He was a Yorkshire Anglican clergyman who just happened to write one of the five greatest novels ever written, Laurence Sterne (1713-1768) gave us The Life and Opinions of Tristram Shandy, Gentlemen (1759-1761), a book that can be read and re-read with pleasure over an entire lifetime. It was in the mid 1960s that I first encountered it in Chauncey C. Loomis’s class on “The Eighteenth Century English Novel.” Loomis was my favorite professor of English, which happened to be my major at Dartmouth. I am still re-living that class and re-reading the books that he assigned. That makes his class one of the best I ever took.
Tristram Shandy revolves around four plot points that would seem to be pretty thin. All the plot points involve either interruptions or “abridgments” of various sorts:
- Just as Mr Shandy and his wife are approaching orgasm, the latter asks her husband if he has rewound their clock.

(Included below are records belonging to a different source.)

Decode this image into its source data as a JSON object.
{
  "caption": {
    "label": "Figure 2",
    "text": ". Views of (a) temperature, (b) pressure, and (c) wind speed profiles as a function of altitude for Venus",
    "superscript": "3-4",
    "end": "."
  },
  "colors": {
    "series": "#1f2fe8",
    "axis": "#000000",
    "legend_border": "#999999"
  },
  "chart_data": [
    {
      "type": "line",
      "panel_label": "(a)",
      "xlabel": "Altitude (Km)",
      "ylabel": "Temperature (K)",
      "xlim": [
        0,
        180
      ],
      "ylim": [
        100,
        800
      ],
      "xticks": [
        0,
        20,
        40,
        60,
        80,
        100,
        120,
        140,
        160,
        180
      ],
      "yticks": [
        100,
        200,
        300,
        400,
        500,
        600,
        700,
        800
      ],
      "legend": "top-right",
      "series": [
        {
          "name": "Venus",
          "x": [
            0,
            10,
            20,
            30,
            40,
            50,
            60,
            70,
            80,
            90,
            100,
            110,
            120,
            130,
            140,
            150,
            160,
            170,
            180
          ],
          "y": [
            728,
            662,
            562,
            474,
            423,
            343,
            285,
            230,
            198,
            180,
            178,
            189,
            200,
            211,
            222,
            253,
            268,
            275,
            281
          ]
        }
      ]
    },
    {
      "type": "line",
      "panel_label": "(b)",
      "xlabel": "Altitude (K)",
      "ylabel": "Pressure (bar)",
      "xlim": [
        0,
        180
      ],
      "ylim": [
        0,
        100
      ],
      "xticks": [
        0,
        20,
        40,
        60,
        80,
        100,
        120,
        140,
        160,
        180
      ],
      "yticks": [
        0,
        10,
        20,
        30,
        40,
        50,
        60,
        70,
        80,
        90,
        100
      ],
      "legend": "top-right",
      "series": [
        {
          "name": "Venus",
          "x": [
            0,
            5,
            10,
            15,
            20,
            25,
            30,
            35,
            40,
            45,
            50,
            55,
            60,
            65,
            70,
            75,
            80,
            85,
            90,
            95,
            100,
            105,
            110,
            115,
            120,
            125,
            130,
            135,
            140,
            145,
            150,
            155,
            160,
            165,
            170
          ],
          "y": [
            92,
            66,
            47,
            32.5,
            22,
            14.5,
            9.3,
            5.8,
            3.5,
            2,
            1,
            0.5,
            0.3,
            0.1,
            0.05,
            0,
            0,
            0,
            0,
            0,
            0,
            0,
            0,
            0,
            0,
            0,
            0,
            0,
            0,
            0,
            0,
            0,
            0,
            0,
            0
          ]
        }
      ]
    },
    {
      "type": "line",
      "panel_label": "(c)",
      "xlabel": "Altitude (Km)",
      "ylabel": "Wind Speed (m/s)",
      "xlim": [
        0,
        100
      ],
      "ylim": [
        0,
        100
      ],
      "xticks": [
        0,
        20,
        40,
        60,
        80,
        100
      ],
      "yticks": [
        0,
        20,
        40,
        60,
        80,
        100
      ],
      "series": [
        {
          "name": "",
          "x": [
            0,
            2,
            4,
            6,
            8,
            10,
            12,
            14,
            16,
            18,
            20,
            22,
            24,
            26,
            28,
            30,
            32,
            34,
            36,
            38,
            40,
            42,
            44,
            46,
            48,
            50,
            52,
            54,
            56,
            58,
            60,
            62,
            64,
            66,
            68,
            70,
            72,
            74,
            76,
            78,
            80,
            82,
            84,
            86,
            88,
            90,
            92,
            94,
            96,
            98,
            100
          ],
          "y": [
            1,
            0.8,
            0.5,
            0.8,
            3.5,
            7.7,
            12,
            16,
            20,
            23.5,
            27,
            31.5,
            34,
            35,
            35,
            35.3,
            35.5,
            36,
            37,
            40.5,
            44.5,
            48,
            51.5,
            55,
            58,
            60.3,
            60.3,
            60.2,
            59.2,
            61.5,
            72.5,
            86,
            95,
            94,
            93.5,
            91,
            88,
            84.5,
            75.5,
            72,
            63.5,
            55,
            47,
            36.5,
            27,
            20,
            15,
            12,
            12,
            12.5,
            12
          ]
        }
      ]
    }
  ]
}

- When Tristram is being born, the forceps of Dr Slop, who presides at the birth, crush the little lad’s nose.
- As a result of a miscommunication with one of the servants, the new baby is christened Tristram instead of Trismegistus.
- Tristram is accidentally circumcised when a window crashes down upon his foreskin.
How these four main plot points are stretched out over some five hundred pages of warmth and hilarity is a major miracle. The plot is positively Ptolemaic, with little epicycles and interruptions that create hilarious interludes.
It has always amazed me that it is the young Tristram Shandy who is narrating the novel. Yet he is not born until midway through the book, after we have been exposed to numerous incidents which the young Shandy could not have experienced as he was still in utero.
I can see myself coming back to Tristram Shandy again and again, paging at random to the beginning of a sequence, and reveling in it again … and again.